Selasa, 27 November 2007

Remaja dan Napza


Peredaran narkotika di Indonesia dalam beberapa tahun terakhir semakin marak. Berdasarkan data Badan Koordinasi Narkotika Nasional tahun 2000, ada sekitar 3,5 juta orang penyalahguna narkotika di Indonesia. Diindikasikan, besarnya jumlah ini disebabkan Indonesia – terutama di beberapa kota besar seperti Medan, Jakarta, Bandung, Surabaya, Denpasar – menjadi daerah tujuan pasar narkotika internasional, dan bukan lagi “sekedar” menjadi tempat transit.

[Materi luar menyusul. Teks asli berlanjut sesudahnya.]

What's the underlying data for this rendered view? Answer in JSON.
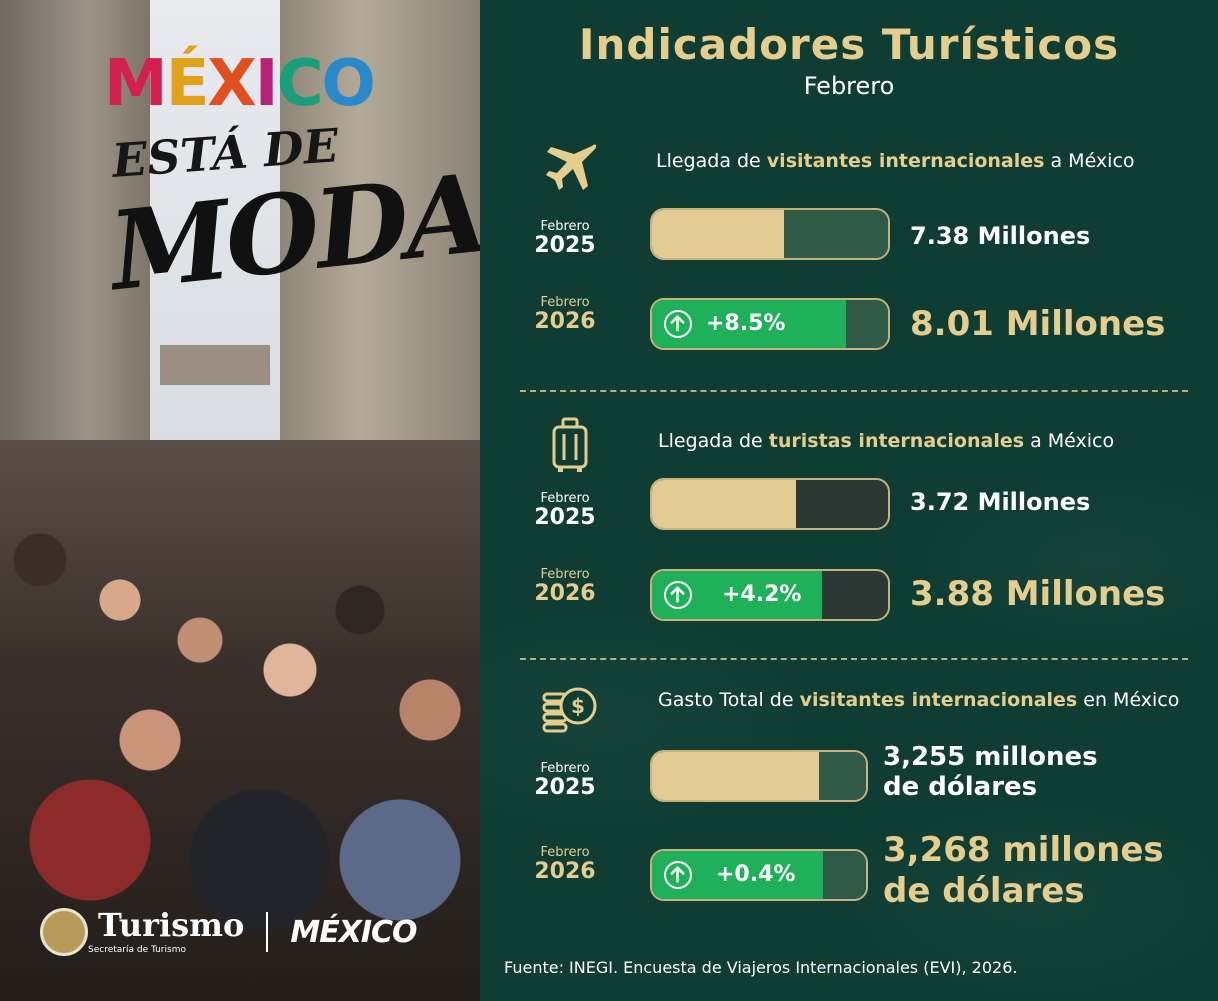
{
  "left": {
    "brand": {
      "mexico": "MÉXICO",
      "esta_de": "ESTÁ DE",
      "moda": "MODA"
    },
    "footer": {
      "turismo": "Turismo",
      "secretaria": "Secretaría de Turismo",
      "mexico": "MÉXICO"
    }
  },
  "header": {
    "title": "Indicadores Turísticos",
    "subtitle": "Febrero"
  },
  "sections": [
    {
      "icon": "airplane-icon",
      "heading_pre": "Llegada de ",
      "heading_hl": "visitantes internacionales",
      "heading_post": " a México",
      "row_2025": {
        "month": "Febrero",
        "year": "2025",
        "fill": 0.56,
        "value": "7.38 Millones"
      },
      "row_2026": {
        "month": "Febrero",
        "year": "2026",
        "fill": 0.82,
        "change": "+8.5%",
        "value": "8.01 Millones"
      }
    },
    {
      "icon": "luggage-icon",
      "heading_pre": "Llegada de ",
      "heading_hl": "turistas internacionales",
      "heading_post": " a México",
      "row_2025": {
        "month": "Febrero",
        "year": "2025",
        "fill": 0.61,
        "value": "3.72 Millones"
      },
      "row_2026": {
        "month": "Febrero",
        "year": "2026",
        "fill": 0.72,
        "change": "+4.2%",
        "value": "3.88 Millones"
      }
    },
    {
      "icon": "money-coins-icon",
      "heading_pre": "Gasto Total de ",
      "heading_hl": "visitantes internacionales",
      "heading_post": " en México",
      "row_2025": {
        "month": "Febrero",
        "year": "2025",
        "fill": 0.78,
        "value_line1": "3,255 millones",
        "value_line2": "de dólares"
      },
      "row_2026": {
        "month": "Febrero",
        "year": "2026",
        "fill": 0.8,
        "change": "+0.4%",
        "value_line1": "3,268 millones",
        "value_line2": "de dólares"
      }
    }
  ],
  "source": "Fuente: INEGI. Encuesta de Viajeros Internacionales (EVI), 2026.",
  "colors": {
    "background": "#0f3d33",
    "gold": "#e5cd8e",
    "bar_gold": "#e2cc93",
    "growth_green": "#1fb15a",
    "dark_rest": "#2c3834",
    "green_rest": "#2f5a47"
  }
}
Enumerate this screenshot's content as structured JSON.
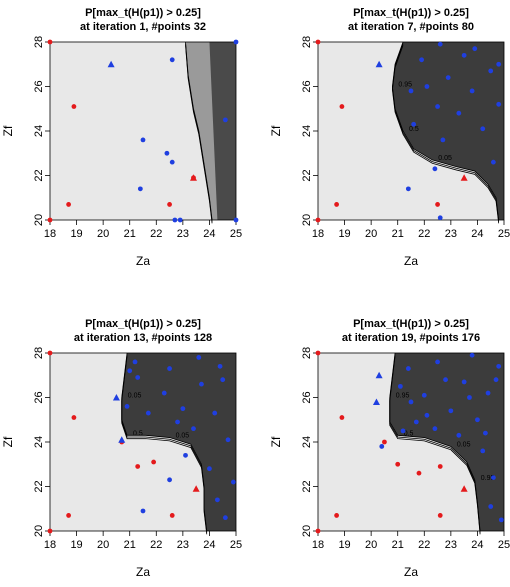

Mengkhawatirkannya, target utama pasar narkotika ini adalah para remaja. Misalnya di Jakarta saja, pada tahun 2000 ditenggarai ada lebih dari 166 SMTP dan 172 SLTA yang menjadi pusat peredaran narkotika dengan lebih dari 2000 siswa terlibat di dalamnya. Angka inipun masih akan lebih besar, karena fenomena ini seperti gunung es, yaitu yang tampak hanya permukaannya saja dan sebagian besar yang lain belum terlihat. Diperkirakan setiap 1 penyalahguna narkotika yang dapat diidentifikasi, ada 10 orang lainnya yang belum ketahuan.
Dari data singkat mengenai peredaran narkotika di Indonesia dan Jakarta ini, terlihat betapa mengkhawatirkannya ancaman narkotika bagi generasi muda Indonesia (lihat akibat NAPZA). Apalagi kalau melihat akibat-akibat yang ditimbulkannya. Padahal, narkotika hanyalah satu dari beberapa zat berbahaya bila disalahgunakan, di samping alkohol, psikotropika dan zat adiktif lainnya (NAPZA)
Sudah banyak usaha yang dilakukan dalam menangani fenomena ini. Dari segi pencegahan, pihak-pihak yang berwenang sudah melakukan berbagai tindakan untuk menangkal masuknya zat-zat terlarang itu ke Indonesia. Namun, terlepas dari hasil tindakan para aparat itu, keluarga sendiri dapat menciptakan kondisi di mana NAPZA sulit untuk masuk. Sedangkan, bagi yang sudah terlanjur, ada banyak alternatif penanganan untuk pemulihan, baik dari segi medis, psikologis maupun spiritual. Tapi yang paling penting buat remaja sendiri dan orang tua yang anaknya belum terlibat, JANGAN menganggap bahwa hal ini tidak akan mengenai saya atau keluarga saya. Hindari mitos “Ah, itu kan terjadi di keluarga lain saja, saya dan keluarga saya tidak mungkin”. Pencegahan selalu lebih baik.